By Cheryl Ganz, Philately Department
The Catherine Manning Papers and Documents Finding Guide is now online. Catherine Lemmon Manning (1881-1957) curated the National Philatelic Collection for nearly thirty years, longer than anyone else in its history. Under Manning’s leadership, the philatelic collection became the largest in the National Museum’s Division of History. Throughout her life, she received many honors, including the first woman outside the sciences to achieve the title “Assistant Curator” at the Smithsonian and the first woman elected to office in the American Philatelic Society (vice president, 1935-1937). The collection includes twelve file boxes of materials, including manuscripts, exhibit pages, photographs of stamp sources, and correspondence. “The documents about women in the stamp collecting hobby and their organizations are not replicated anywhere else. This is a treasure trove of history that was nearly lost. We are grateful to her daughter-in-law Ruby Lee Robertson for this donation,” remarked Dr. Cheryl R. Ganz, Chief Curator of Philately.
Marilyn Barth worked as a Behind-the-Scenes volunteer at the National Postal Museum to organize the Catherine Manning Papers and Documents. Although she had previously volunteered as a docent at the Smithsonian’s NPM and Freer Gallery of Art and Arthur M. Sackler Gallery, she had never worked on an archival project at the Smithsonian. Nonetheless, the project did not intimidate her. “I have always been interested in organizing,” she says, “and making things accessible.” Her background in library science had prepared her, and how fortuitous for the NPM! After a career as a computer trainer, she attended Catholic University’s School of Library and Information Science and then worked in the University’s Rare Books and Special Collections department. As collectors often report about themselves, Marilyn flirted with stamp collecting as a child and then moved on to other interests. The Catherine Manning project satisfied her desire to bring order to boxes of disarrayed papers and to make them available to researchers.
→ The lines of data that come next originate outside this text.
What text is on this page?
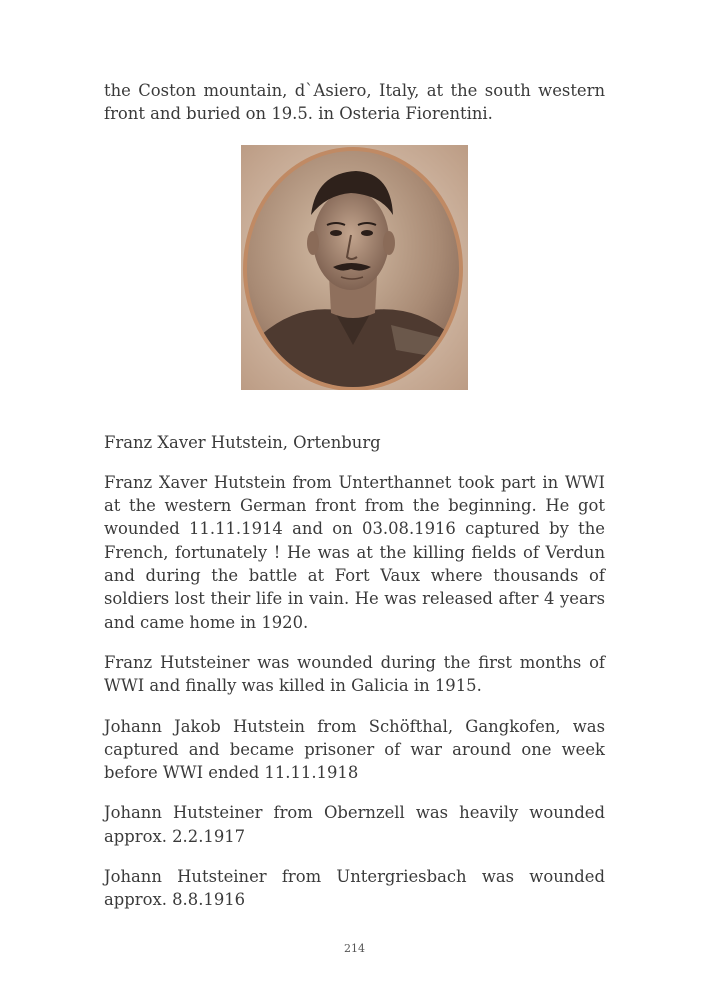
the Coston mountain, d`Asiero, Italy, at the south western front and buried on 19.5. in Osteria Fiorentini.

Franz Xaver Hutstein, Ortenburg

Franz Xaver Hutstein from Unterthannet took part in WWI at the western German front from the beginning. He got wounded 11.11.1914 and on 03.08.1916 captured by the French, fortunately ! He was at the killing fields of Verdun and during the battle at Fort Vaux where thousands of soldiers lost their life in vain. He was released after 4 years and came home in 1920.

Franz Hutsteiner was wounded during the first months of WWI and finally was killed in Galicia in 1915.

Johann Jakob Hutstein from Schöfthal, Gangkofen, was captured and became prisoner of war around one week before WWI ended 11.11.1918

Johann Hutsteiner from Obernzell was heavily wounded approx. 2.2.1917

Johann Hutsteiner from Untergriesbach was wounded approx. 8.8.1916

214
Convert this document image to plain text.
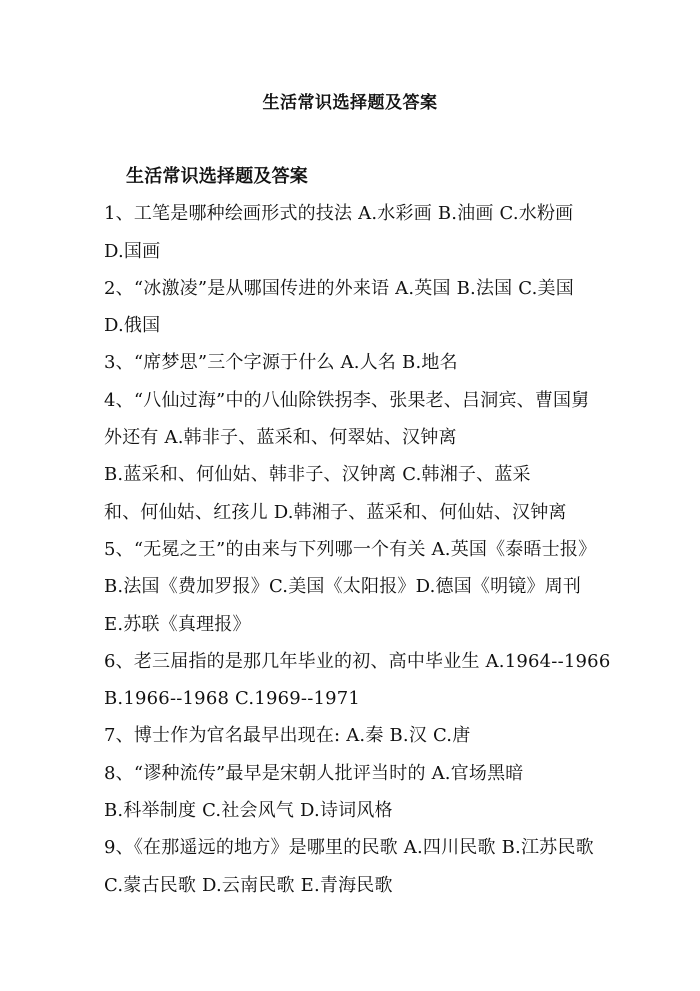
生活常识选择题及答案
生活常识选择题及答案
1、工笔是哪种绘画形式的技法 A.水彩画 B.油画 C.水粉画
D.国画
2、“冰激凌”是从哪国传进的外来语 A.英国 B.法国 C.美国
D.俄国
3、“席梦思”三个字源于什么 A.人名 B.地名
4、“八仙过海”中的八仙除铁拐李、张果老、吕洞宾、曹国舅
外还有 A.韩非子、蓝采和、何翠姑、汉钟离
B.蓝采和、何仙姑、韩非子、汉钟离 C.韩湘子、蓝采
和、何仙姑、红孩儿 D.韩湘子、蓝采和、何仙姑、汉钟离
5、“无冕之王”的由来与下列哪一个有关 A.英国《泰晤士报》
B.法国《费加罗报》C.美国《太阳报》D.德国《明镜》周刊
E.苏联《真理报》
6、老三届指的是那几年毕业的初、高中毕业生 A.1964--1966
B.1966--1968 C.1969--1971
7、博士作为官名最早出现在: A.秦 B.汉 C.唐
8、“谬种流传”最早是宋朝人批评当时的 A.官场黑暗
B.科举制度 C.社会风气 D.诗词风格
9、《在那遥远的地方》是哪里的民歌 A.四川民歌 B.江苏民歌
C.蒙古民歌 D.云南民歌 E.青海民歌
The philatelic holiday cards Manning received particularly delighted Marilyn, as did realizing the significant position Catherine Manning held in philatelic organizations and in the evolution of the Smithsonian’s National Philatelic Collection.
The Catherine Manning Papers and Documents are now available to researchers by appointment with the Philately Department chair at the National Postal Museum.